TEXTES DE BASE
Je n'ai pas deux grands boeufs blancs dans mon étable. Non seulement je n'ai pas d'étable, mais dans cette étable je n'ai pas deux grands boeufs blancs dans mon étable. Et non seulement je n'ai pas deux grands boeufs blancs dans mon étable, mais ces deux grands boeufs blancs ne sont pas deux grands boeufs blancs marqués ( ou tachés) de roux. Le reste, la suite, ce qui suit, ne vous regarde pas. Tout ce que vous pouvez savoir , tout ce que vous avez le droit de savoir, je vous l'ai dit. Mes deux grands boeufs, les deux boeufs que je vois que j'ai sur cette route sont deux deux grands boeufs blancs ou deux grands boeufs roux, tout l'un ou tout l'autre, tout blancs ou tout roux , sans nulle tache, de l'un dans l'autre. Sans aucune marque. Immaculés blancs ou immaculés roux. Préférentiellement blancs, immaculés blancs. Ou plutôt blancs blonds, blonds, parfaitement blonds fauves, la couleur des blés murs. Blonds dorés. Cette tache, cette marque , cette macule, (toutes) ces taches, (toutes) ces marques , du roux dans du blond, du blond ( aussi bien) dans du roux, pour faire la tache, pour faire de la marque, pour faire du pittoresque, encore, et toujours, du sale, du misérable, du misérable, du pittoresque pittoresque, tout ça c'est encore du romantisme, encore et toujours du romantisme, d'un temps romantique, d'un âge romantique, d'un auteur, d'un chansonnier romantique, du temps de romantisme.

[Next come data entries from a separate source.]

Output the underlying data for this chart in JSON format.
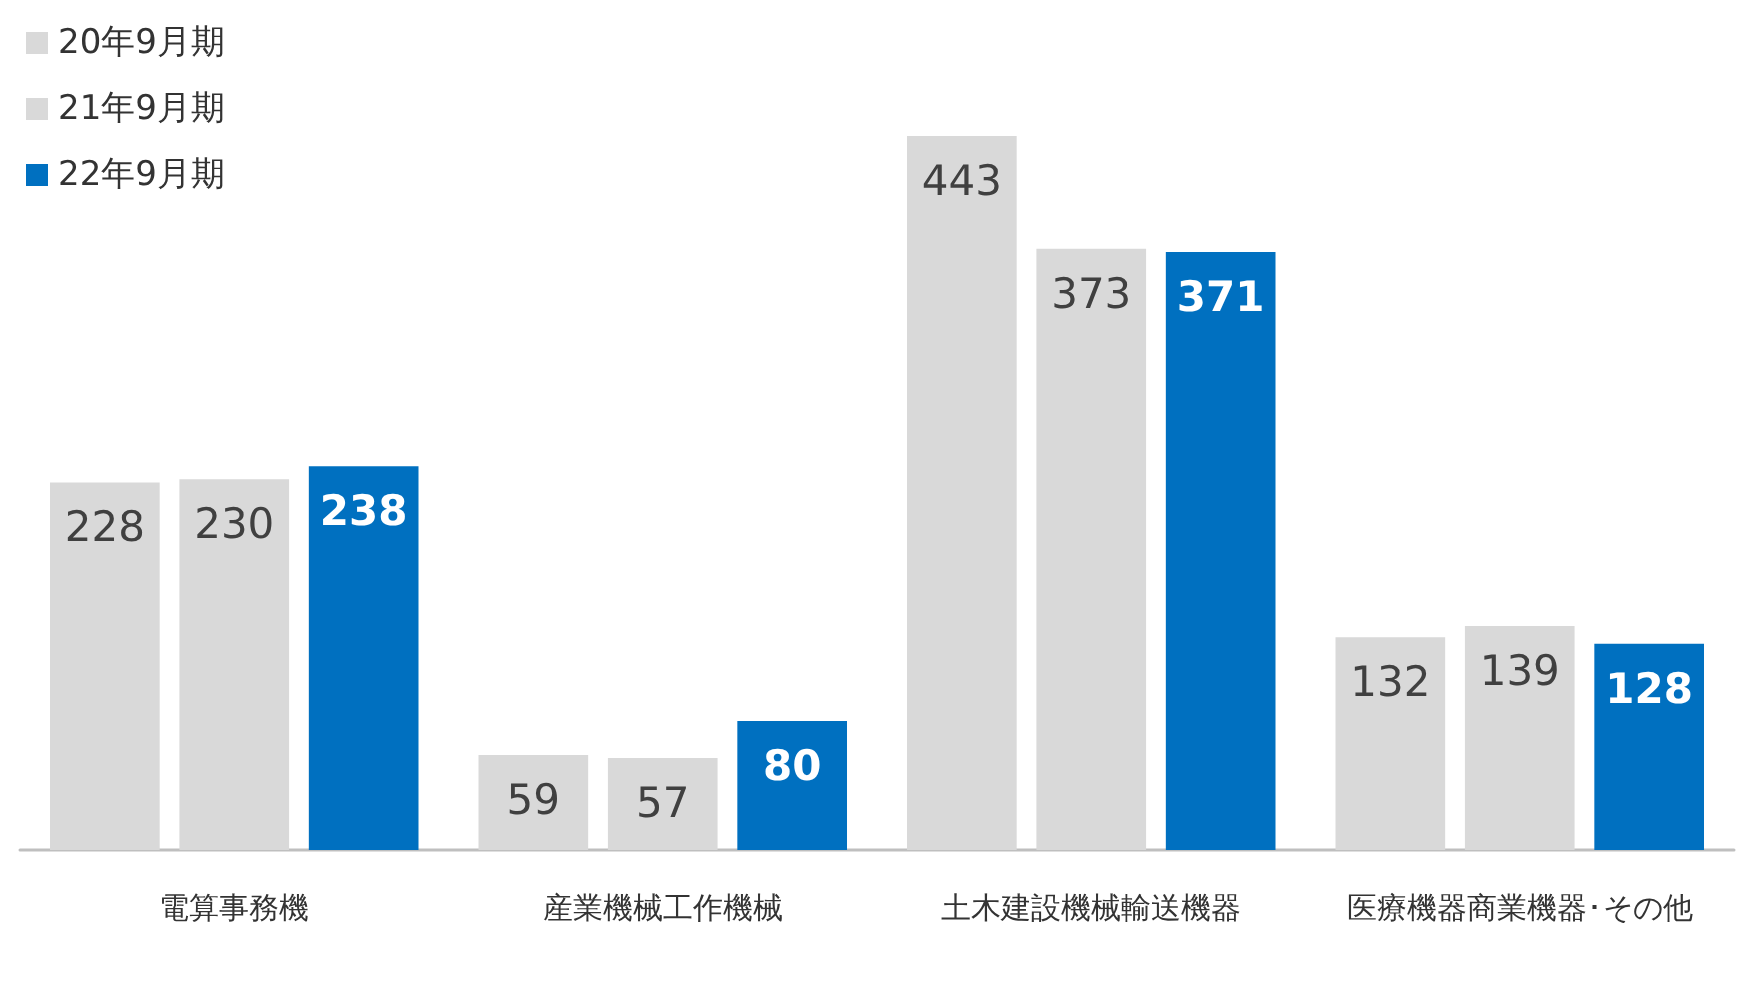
{
  "chart_data": {
    "type": "bar",
    "categories": [
      "電算事務機",
      "産業機械工作機械",
      "土木建設機械輸送機器",
      "医療機器商業機器･その他"
    ],
    "series": [
      {
        "name": "20年9月期",
        "color": "#d9d9d9",
        "values": [
          228,
          59,
          443,
          132
        ]
      },
      {
        "name": "21年9月期",
        "color": "#d9d9d9",
        "values": [
          230,
          57,
          373,
          139
        ]
      },
      {
        "name": "22年9月期",
        "color": "#0070c0",
        "values": [
          238,
          80,
          371,
          128
        ]
      }
    ],
    "tick_labels": "x",
    "data_labels": true,
    "legend": "top left"
  }
}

Nos boeufs à nous sont forcément des boeufs tout blancs. Ou tout roux. Mais je les aime mieux tout blancs. Notre classique exige, impérieusement, rigoureusement, qu'ils soient tout d'un couleur. Et naturellement ( aussi ) qu'ils soient tous les deux ( entièrement ) de la même couleur. Autrement nos retomberions, sous une autre forme, par ce biais ( c'est le cas de le dire ) , dans l'arlequinade italienne, dans le pantalon et dans la pantalonnade, dans le bigarré, dans la bigarrue, systématique, dans polychromie, enfin dans tout ce qui a fini par faire et constituer cette exécrable romantisme.